第9章 少しだけ未来の話(銀時裏夢)
銀時は遼を正面に向かせてがっちりと肩を掴む。
「遼、もう一回言うからちゃんと答えろよ。不服だが、こいつらが証人だ」
銀時の迫力に圧され、遼は息を飲んだ。
視界の端に、にやにやと笑う沖田の顔や、興味なさそうに煙草をふかす土方の姿が見えて遼はますます緊張する。
銀時は一度だけごくりと喉を鳴らすと、言葉を続けた。
「俺と、家族になってくれ」
真剣な表情の銀時に、遼は言葉を探して視線を彷徨わせる。
「えっと……
よ、よろしくお願いします」
かき消えそうな声で答えた遼を、銀時は数度瞬きをして抱き寄せた。
「うわっ、銀ちゃんみんなが見てるって!」
「見せつけてんだよ。
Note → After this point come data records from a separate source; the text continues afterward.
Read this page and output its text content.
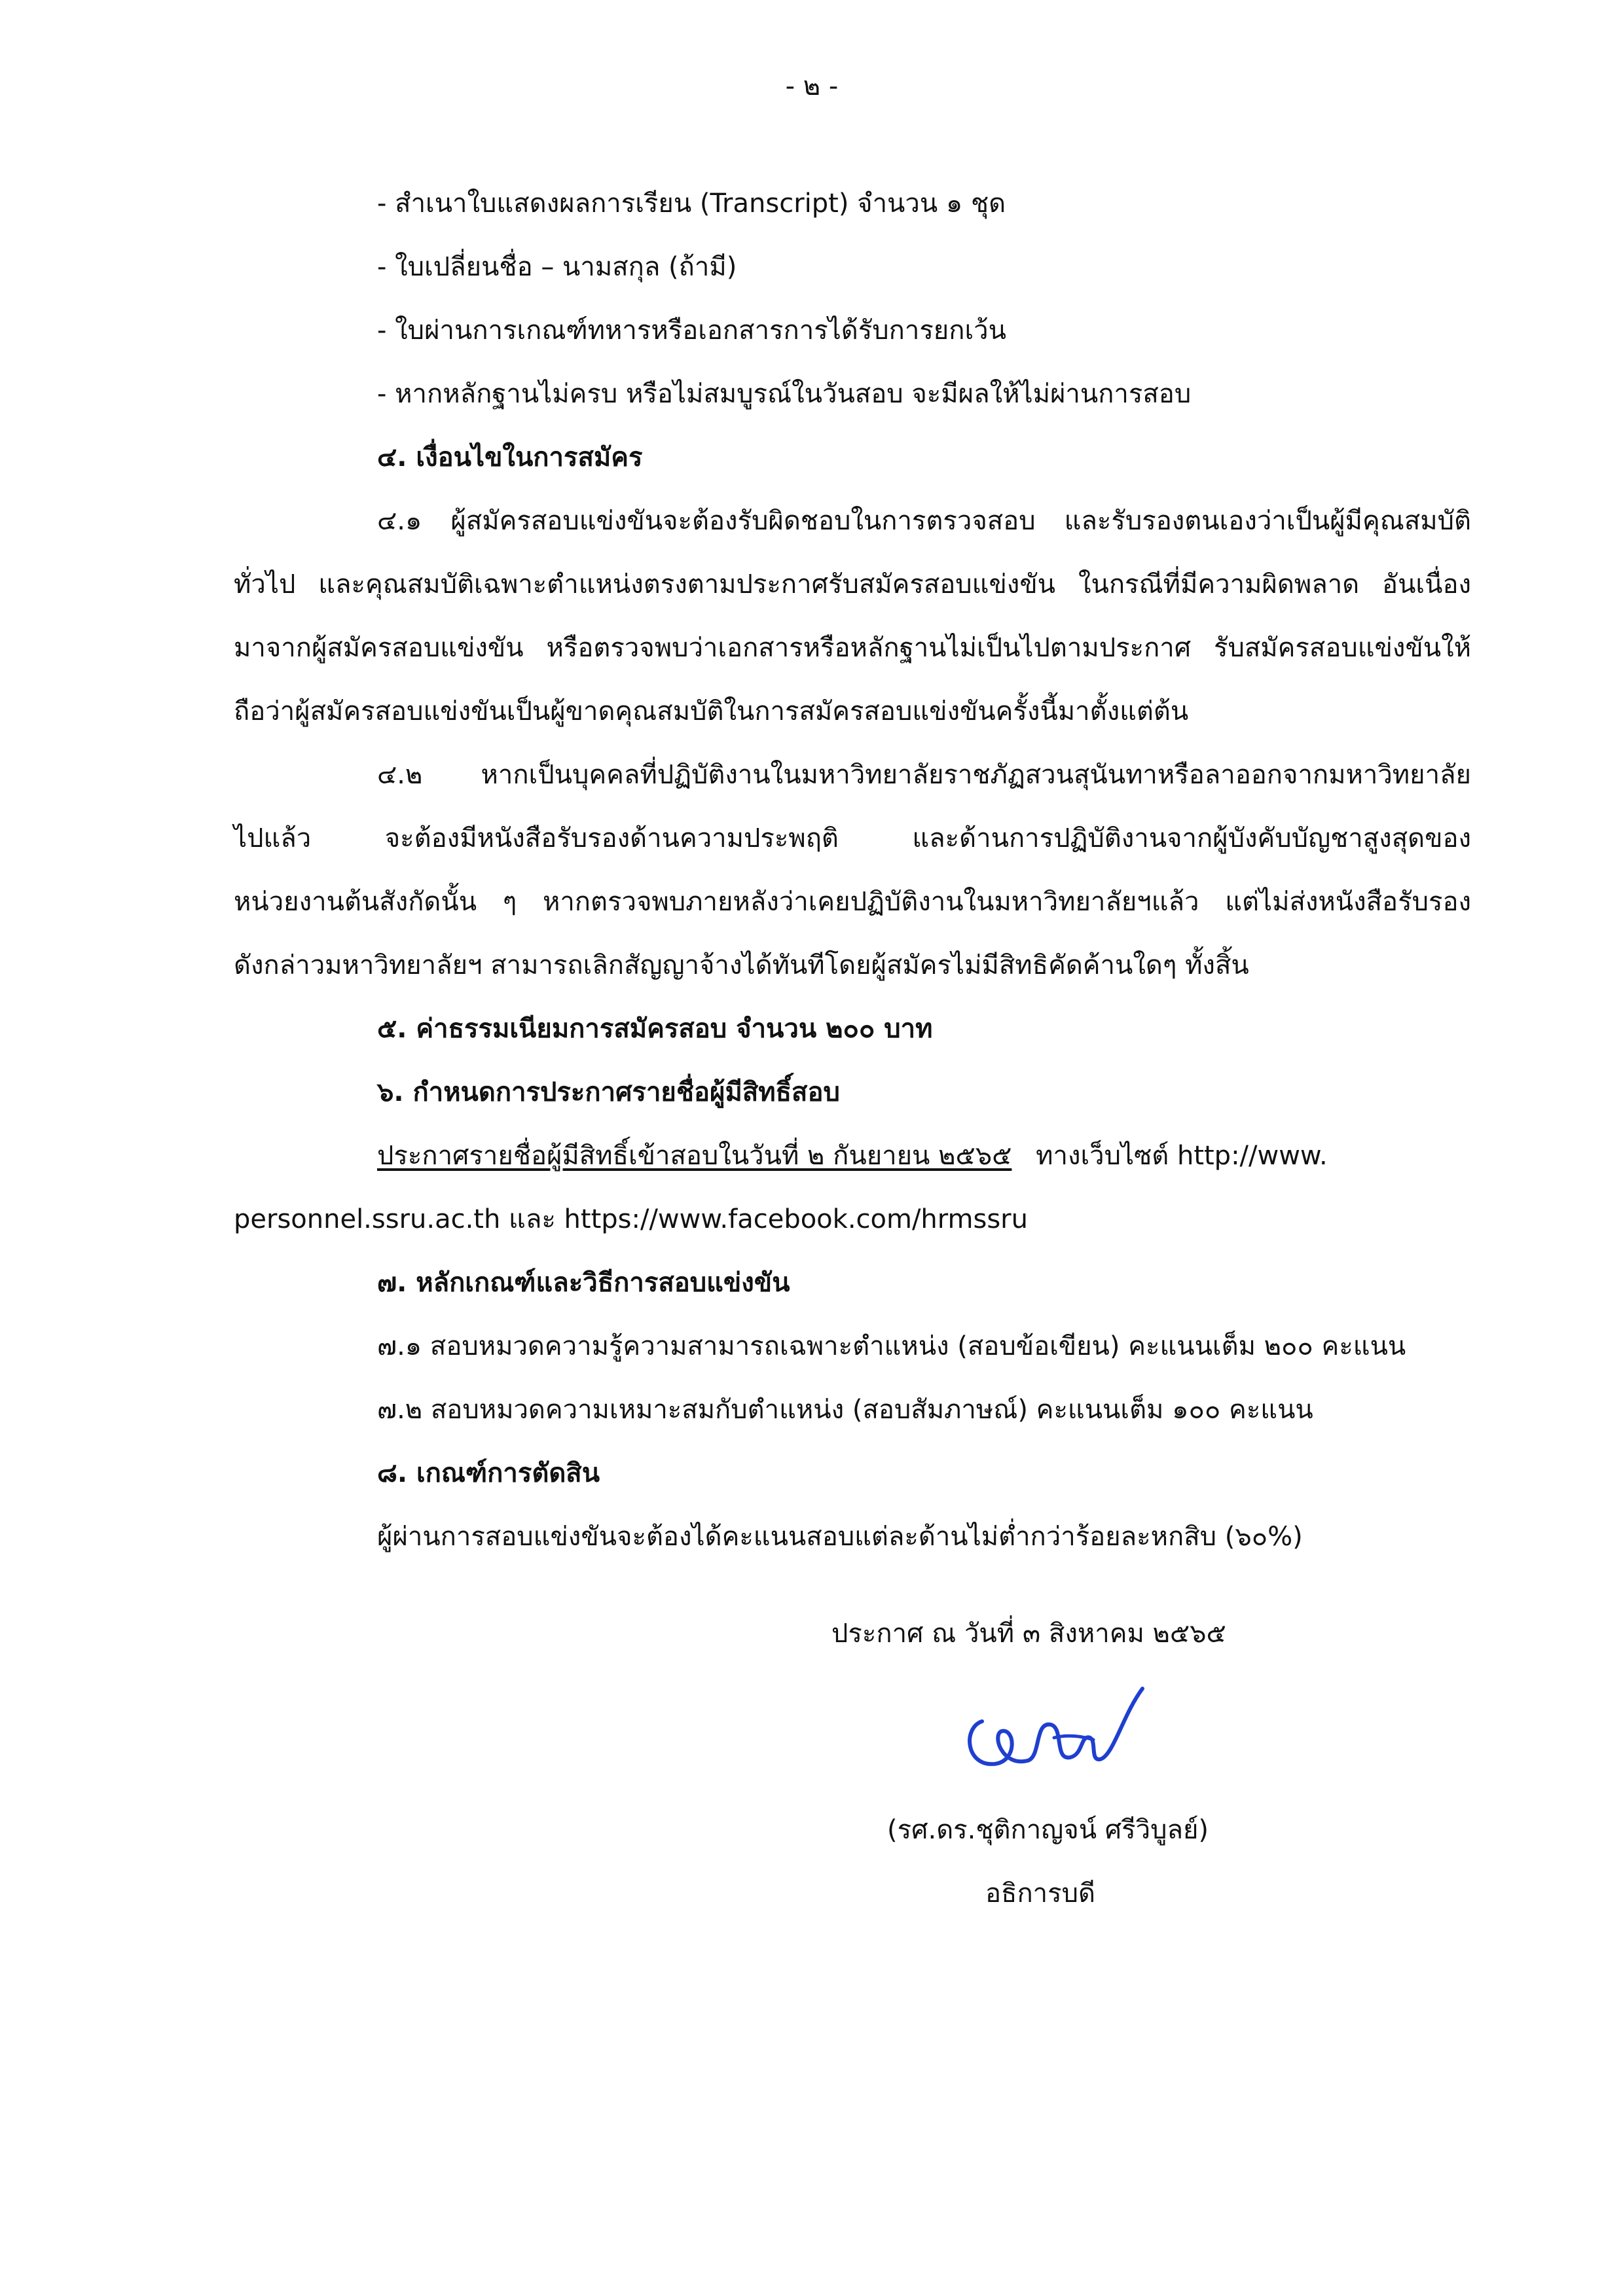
- ๒ -
- สำเนาใบแสดงผลการเรียน (Transcript) จำนวน ๑ ชุด
- ใบเปลี่ยนชื่อ – นามสกุล (ถ้ามี)
- ใบผ่านการเกณฑ์ทหารหรือเอกสารการได้รับการยกเว้น
- หากหลักฐานไม่ครบ หรือไม่สมบูรณ์ในวันสอบ จะมีผลให้ไม่ผ่านการสอบ
๔. เงื่อนไขในการสมัคร
๔.๑ ผู้สมัครสอบแข่งขันจะต้องรับผิดชอบในการตรวจสอบ และรับรองตนเองว่าเป็นผู้มีคุณสมบัติ
ทั่วไป และคุณสมบัติเฉพาะตำแหน่งตรงตามประกาศรับสมัครสอบแข่งขัน ในกรณีที่มีความผิดพลาด อันเนื่อง
มาจากผู้สมัครสอบแข่งขัน หรือตรวจพบว่าเอกสารหรือหลักฐานไม่เป็นไปตามประกาศ รับสมัครสอบแข่งขันให้
ถือว่าผู้สมัครสอบแข่งขันเป็นผู้ขาดคุณสมบัติในการสมัครสอบแข่งขันครั้งนี้มาตั้งแต่ต้น
๔.๒ หากเป็นบุคคลที่ปฏิบัติงานในมหาวิทยาลัยราชภัฏสวนสุนันทาหรือลาออกจากมหาวิทยาลัย
ไปแล้ว จะต้องมีหนังสือรับรองด้านความประพฤติ และด้านการปฏิบัติงานจากผู้บังคับบัญชาสูงสุดของ
หน่วยงานต้นสังกัดนั้น ๆ หากตรวจพบภายหลังว่าเคยปฏิบัติงานในมหาวิทยาลัยฯแล้ว แต่ไม่ส่งหนังสือรับรอง
ดังกล่าวมหาวิทยาลัยฯ สามารถเลิกสัญญาจ้างได้ทันทีโดยผู้สมัครไม่มีสิทธิคัดค้านใดๆ ทั้งสิ้น
๕. ค่าธรรมเนียมการสมัครสอบ จำนวน ๒๐๐ บาท
๖. กำหนดการประกาศรายชื่อผู้มีสิทธิ์สอบ
ประกาศรายชื่อผู้มีสิทธิ์เข้าสอบในวันที่ ๒ กันยายน ๒๕๖๕ ทางเว็บไซต์ http://www.
personnel.ssru.ac.th และ https://www.facebook.com/hrmssru
๗. หลักเกณฑ์และวิธีการสอบแข่งขัน
๗.๑ สอบหมวดความรู้ความสามารถเฉพาะตำแหน่ง (สอบข้อเขียน) คะแนนเต็ม ๒๐๐ คะแนน
๗.๒ สอบหมวดความเหมาะสมกับตำแหน่ง (สอบสัมภาษณ์) คะแนนเต็ม ๑๐๐ คะแนน
๘. เกณฑ์การตัดสิน
ผู้ผ่านการสอบแข่งขันจะต้องได้คะแนนสอบแต่ละด้านไม่ต่ำกว่าร้อยละหกสิบ (๖๐%)
ประกาศ ณ วันที่ ๓ สิงหาคม ๒๕๖๕
(รศ.ดร.ชุติกาญจน์ ศรีวิบูลย์)
อธิการบดี
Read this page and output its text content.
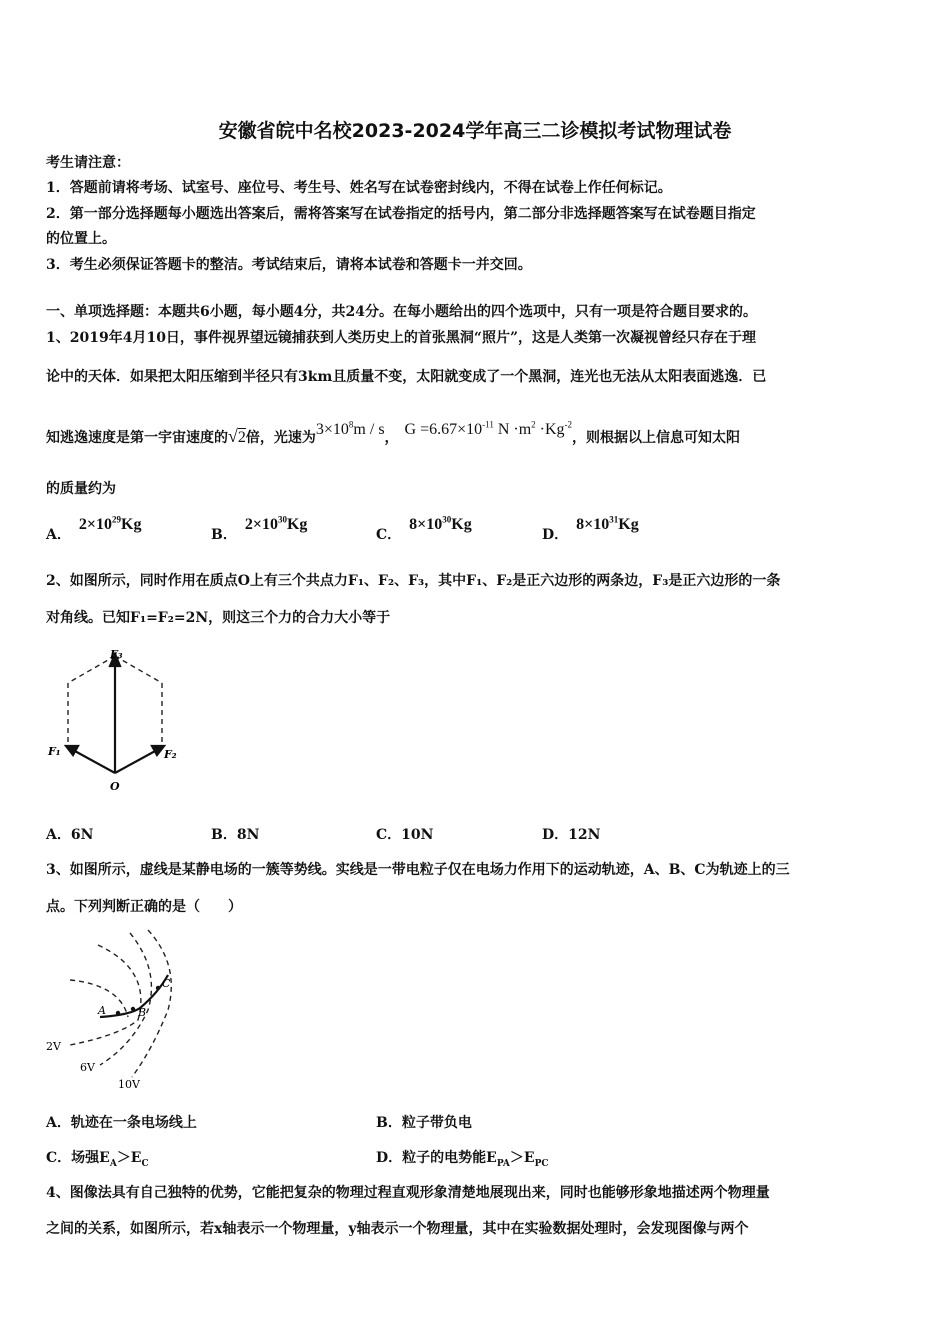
安徽省皖中名校2023-2024学年高三二诊模拟考试物理试卷
考生请注意：
1．答题前请将考场、试室号、座位号、考生号、姓名写在试卷密封线内，不得在试卷上作任何标记。
2．第一部分选择题每小题选出答案后，需将答案写在试卷指定的括号内，第二部分非选择题答案写在试卷题目指定
的位置上。
3．考生必须保证答题卡的整洁。考试结束后，请将本试卷和答题卡一并交回。
一、单项选择题：本题共6小题，每小题4分，共24分。在每小题给出的四个选项中，只有一项是符合题目要求的。
1、2019年4月10日，事件视界望远镜捕获到人类历史上的首张黑洞“照片”，这是人类第一次凝视曾经只存在于理
论中的天体．如果把太阳压缩到半径只有3km且质量不变，太阳就变成了一个黑洞，连光也无法从太阳表面逃逸．已
知逃逸速度是第一宇宙速度的√2倍，光速为$3\times 10^8m / s$， $G =6.67\times 10^{-11}$ $N \cdot m^2 \cdot Kg^{-2}$，则根据以上信息可知太阳
的质量约为
A．$2\times 10^{29}Kg$
B．$2\times 10^{30}Kg$
C．$8\times 10^{30}Kg$
D．$8\times 10^{31}Kg$
2、如图所示，同时作用在质点O上有三个共点力F₁、F₂、F₃，其中F₁、F₂是正六边形的两条边，F₃是正六边形的一条
对角线。已知F₁=F₂=2N，则这三个力的合力大小等于
F₃
F₁	F₂
O
A．6N	B．8N	C．10N	D．12N
3、如图所示，虚线是某静电场的一簇等势线。实线是一带电粒子仅在电场力作用下的运动轨迹，A、B、C为轨迹上的三
点。下列判断正确的是（　　）
A	B
C
2V
6V
10V
A．轨迹在一条电场线上	B．粒子带负电
C．场强$E_A>E_C$	D．粒子的电势能$E_{PA}>E_{PC}$
4、图像法具有自己独特的优势，它能把复杂的物理过程直观形象清楚地展现出来，同时也能够形象地描述两个物理量
之间的关系，如图所示，若x轴表示一个物理量，y轴表示一个物理量，其中在实验数据处理时，会发现图像与两个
オイ、オメーらこれでわかったか」
「イチイチ噛みつくんじゃねぇよ。煙草がマズくなる」
「まぁまぁトシ、良いじゃないか今日くらい。万事屋、俺たちが証人だ。遼ちゃんを裏切るような事したらどうなるか、わかってんだろうな?」
ニヤリと笑った近藤に、銀時は「当たりめぇだ」と不敵に笑う。
銀時の腕の中で、居たたまれなくなった遼が逃げだそうともぞもぞするが、それを察した銀時は腕の力を強めた。
「ちょっ、銀ちゃん離してよ」
「もっと可愛くお願いしてくれたら離してやるよ」
「バカじゃないの。もうっ、はーなーしーてー」
ムキになって銀時の腕を剥がそうとする遼と、嬉しそうに笑う銀時の姿に、近藤はふっと笑みをこぼす。
「平和だな」
「?」
「あの万事屋が所帯を持つなんて、平和になった証拠だよ」
「そうですね」
あの辛く苦しい戦いを乗り越えて漸く日常が戻ってきたのだ。
今度こそ、銀時が幸せになる時なのだろう。